Fez Zafar: 17-year-old American youth whose non-profit is changing lives in Pakistan

World

Web Desk
Fri, Jan 04, 2019

With a passion to give back to his homeland by helping to educate children his age, Pakistani-American Fez Zafar is aiming to transform lives as he holds a fundraiser at Bergman Academy, a private Des Moines School at just seventeen years of age.

Most kids give just a dollar or a spare change, but when a classmate donated a twenty, Zafar intervened.

"I asked him, 'Are you sure you want to give this much?'" Zafar recalls saying.

"He said, 'Yeah, if I can donate to one kid, then that kid can grow up and donate to another kid and another kid.'"

This domino effect propelled the Roosevelt High junior to initiate a non-profit organisation in 2014 called ‘Site for Smiles and Smarts’ to help underprivileged children in Pakistan and in Iowa.

Holding a fundraiser as a sixth grader for the first time, the young boy only recently hosted an American Iftar dinner that brought together 18 religions and denominations for a night of cultural exchange and sharing.

At such a young age, Zafar has his eyes set on the Democratic presidential run for the youth forum in the run-up to the Iowa Caucuses.

"A lot of times you see tokenism," Zafar said. "Candidates are interested in making it appear that they're engaging with the youth — but a lot of times it tends to be staged, PR-type of events."

So when and how did the idea of giving to children in need strike this young boy?

Zafar was only 10 when he watched a documentary with his aunt about Pakistani kids and how they are tricked into extremism.

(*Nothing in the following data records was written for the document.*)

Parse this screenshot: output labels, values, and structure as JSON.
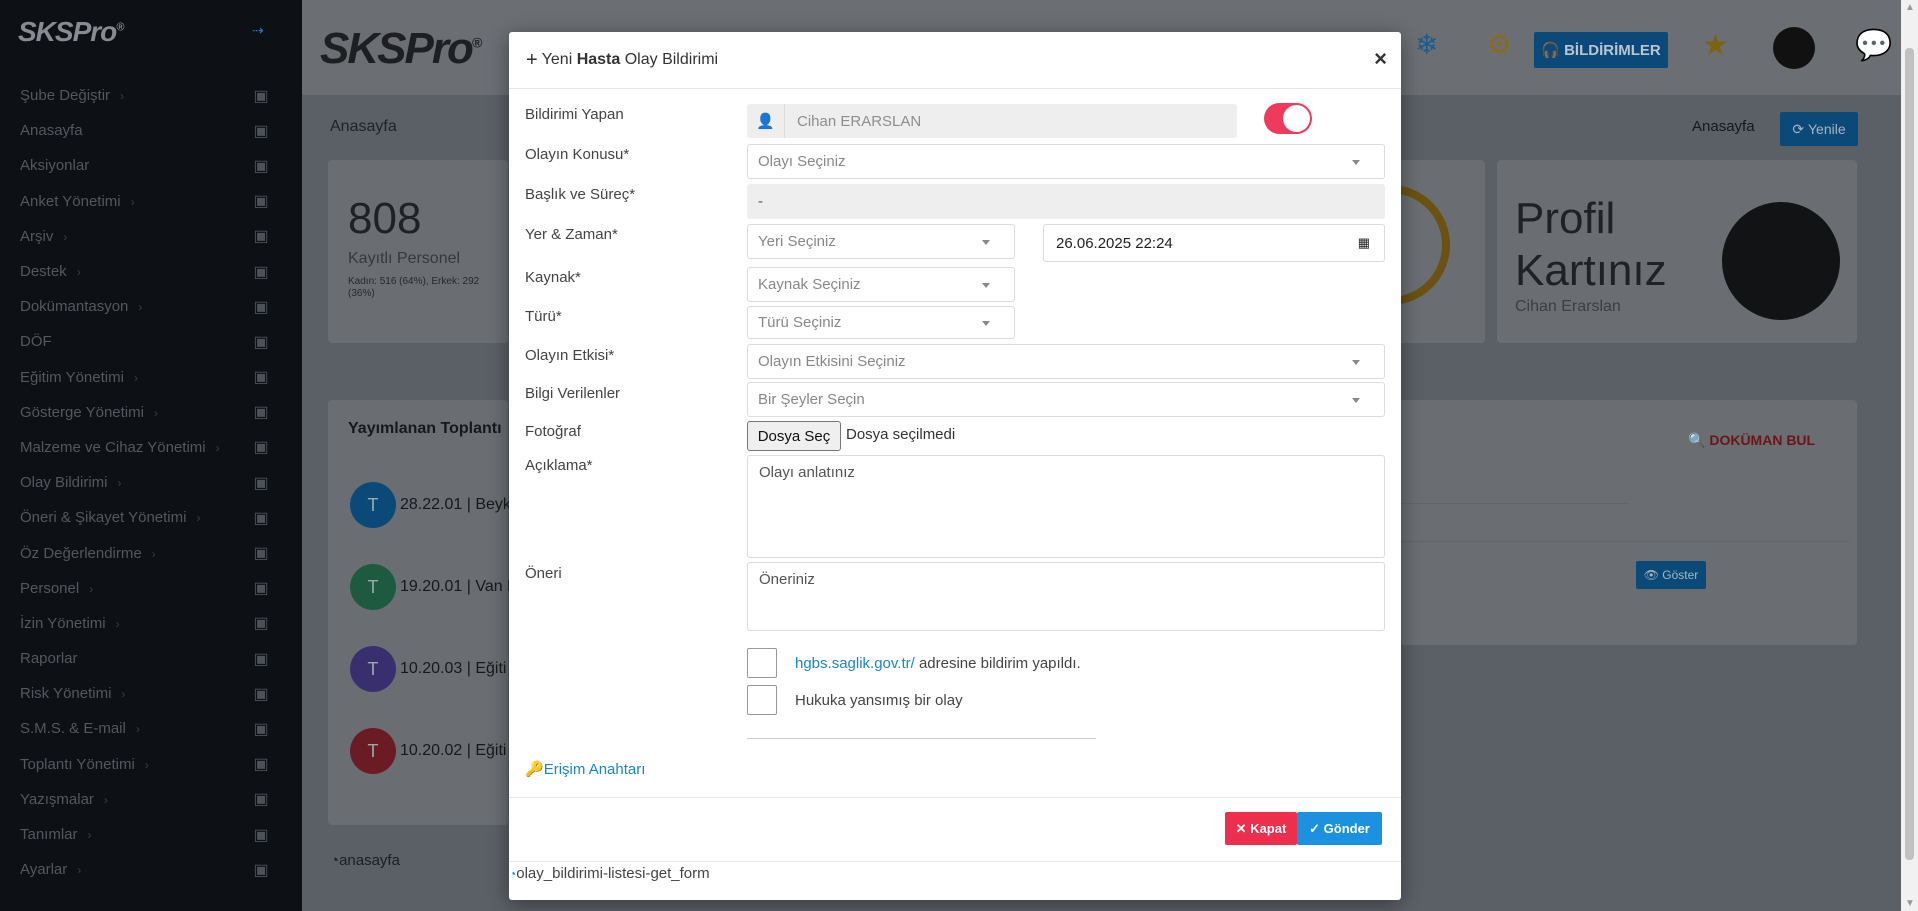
{
  "sidebar": {
    "logo": "SKSPro",
    "items": [
      {
        "label": "Şube Değiştir",
        "chev": true,
        "icon": "branch-icon"
      },
      {
        "label": "Anasayfa",
        "chev": false,
        "icon": "dashboard-icon"
      },
      {
        "label": "Aksiyonlar",
        "chev": false,
        "icon": "laptop-icon"
      },
      {
        "label": "Anket Yönetimi",
        "chev": true,
        "icon": "chart-icon"
      },
      {
        "label": "Arşiv",
        "chev": true,
        "icon": "archive-icon"
      },
      {
        "label": "Destek",
        "chev": true,
        "icon": "headset-icon"
      },
      {
        "label": "Dokümantasyon",
        "chev": true,
        "icon": "copy-icon"
      },
      {
        "label": "DÖF",
        "chev": false,
        "icon": "recycle-icon"
      },
      {
        "label": "Eğitim Yönetimi",
        "chev": true,
        "icon": "graduation-icon"
      },
      {
        "label": "Gösterge Yönetimi",
        "chev": true,
        "icon": "flag-icon"
      },
      {
        "label": "Malzeme ve Cihaz Yönetimi",
        "chev": true,
        "icon": "tags-icon"
      },
      {
        "label": "Olay Bildirimi",
        "chev": true,
        "icon": "hand-icon"
      },
      {
        "label": "Öneri & Şikayet Yönetimi",
        "chev": true,
        "icon": "wave-icon"
      },
      {
        "label": "Öz Değerlendirme",
        "chev": true,
        "icon": "calendar-check-icon"
      },
      {
        "label": "Personel",
        "chev": true,
        "icon": "users-icon"
      },
      {
        "label": "İzin Yönetimi",
        "chev": true,
        "icon": "calendar-icon"
      },
      {
        "label": "Raporlar",
        "chev": false,
        "icon": "list-icon"
      },
      {
        "label": "Risk Yönetimi",
        "chev": true,
        "icon": "warning-icon"
      },
      {
        "label": "S.M.S. & E-mail",
        "chev": true,
        "icon": "sms-icon"
      },
      {
        "label": "Toplantı Yönetimi",
        "chev": true,
        "icon": "comments-icon"
      },
      {
        "label": "Yazışmalar",
        "chev": true,
        "icon": "file-sign-icon"
      },
      {
        "label": "Tanımlar",
        "chev": true,
        "icon": "list-ul-icon"
      },
      {
        "label": "Ayarlar",
        "chev": true,
        "icon": "sitemap-icon"
      }
    ]
  },
  "header": {
    "logo": "SKSPro",
    "notifications_label": "BİLDİRİMLER"
  },
  "page": {
    "breadcrumb": "Anasayfa",
    "breadcrumb_right": "Anasayfa",
    "refresh_label": "Yenile",
    "stat_number": "808",
    "stat_label": "Kayıtlı Personel",
    "stat_sub": "Kadın: 516 (64%), Erkek: 292 (36%)",
    "profile_title_1": "Profil",
    "profile_title_2": "Kartınız",
    "profile_name": "Cihan Erarslan",
    "published_title": "Yayımlanan Toplantı",
    "doc_find_label": "DOKÜMAN BUL",
    "show_label": "Göster",
    "published_rows": [
      {
        "initial": "T",
        "text": "28.22.01 | Beyk",
        "color": "#0b4a78"
      },
      {
        "initial": "T",
        "text": "19.20.01 | Van K",
        "color": "#1e5a3f"
      },
      {
        "initial": "T",
        "text": "10.20.03 | Eğiti",
        "color": "#3a2f6e"
      },
      {
        "initial": "T",
        "text": "10.20.02 | Eğiti",
        "color": "#6b1b23"
      }
    ],
    "footer_link": "anasayfa"
  },
  "modal": {
    "title_prefix": "Yeni",
    "title_bold": "Hasta",
    "title_suffix": "Olay Bildirimi",
    "labels": {
      "reporter": "Bildirimi Yapan",
      "subject": "Olayın Konusu*",
      "title_process": "Başlık ve Süreç*",
      "place_time": "Yer & Zaman*",
      "source": "Kaynak*",
      "type": "Türü*",
      "effect": "Olayın Etkisi*",
      "informed": "Bilgi Verilenler",
      "photo": "Fotoğraf",
      "description": "Açıklama*",
      "suggestion": "Öneri"
    },
    "reporter_value": "Cihan ERARSLAN",
    "subject_placeholder": "Olayı Seçiniz",
    "title_process_value": "-",
    "place_placeholder": "Yeri Seçiniz",
    "datetime_value": "26.06.2025 22:24",
    "source_placeholder": "Kaynak Seçiniz",
    "type_placeholder": "Türü Seçiniz",
    "effect_placeholder": "Olayın Etkisini Seçiniz",
    "informed_placeholder": "Bir Şeyler Seçin",
    "file_button": "Dosya Seç",
    "file_status": "Dosya seçilmedi",
    "description_placeholder": "Olayı anlatınız",
    "suggestion_placeholder": "Öneriniz",
    "hgbs_link": "hgbs.saglik.gov.tr/",
    "hgbs_text": "adresine bildirim yapıldı.",
    "legal_text": "Hukuka yansımış bir olay",
    "access_key": "Erişim Anahtarı",
    "close_button": "Kapat",
    "send_button": "Gönder",
    "form_id": "olay_bildirimi-listesi-get_form",
    "toggle_on": true,
    "toggle_color": "#ef3b5b"
  }
}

Titled ‘Children of Taliban’, the documentary stuck with Zafar so much so that it inspired him to bring a change in his country of origin by alleviating the lack of education.

Zafar found utmost support from his parents Mashal Hussain and Fawad Zafar.

They were already exercising humanitarian activities and encouraged Zafar to do the same.

"I almost felt like I wanted to join the party," Zafar said.

His intense desire of transforming lives has been many a times appraised by many, including Dr Rizwan Shah, a retired physician who teaches the Holy Quran to Zafar every week.

"In spite of growing up in a wealthy family, he has keen empathy for those less fortunate, and feels a sense of responsibility to stand up for social justice and equality for everyone," Shah said.

The money that Zafar raises goes to helping street children in Islamabad get an education through the Mashal School which was founded by an Iowan who moved back to Pakistan.

His philanthropic involvement has only grown with time as Zafar has also donated to a girls’ school in Uganda and a health care organisation in Guatemala.

Wanting to help locally, he has donated to the backpack feeding program of the Boys and Girls Club.

Eyeing change, Zafar’s non-profit has so far raised more than $150,000, all of which has gone to help educate 600 children, pay for 171 wellness exams and provide 36,000 meals for children.

A student of filmmaking, Zafar’s friends have also organised a youth rally for the victims of Parkland shooting massacre against gun violence at the Iowa State Capitol just a few months ago.

With a clear vision to steer 2019 with two youth-oriented political events and a number of non-profits to his credit, Zafar aims to run for the presidential post from the Democrats’ side in the run-up to the Iowa Caucuses, gathering ample support to turn his dreams into reality.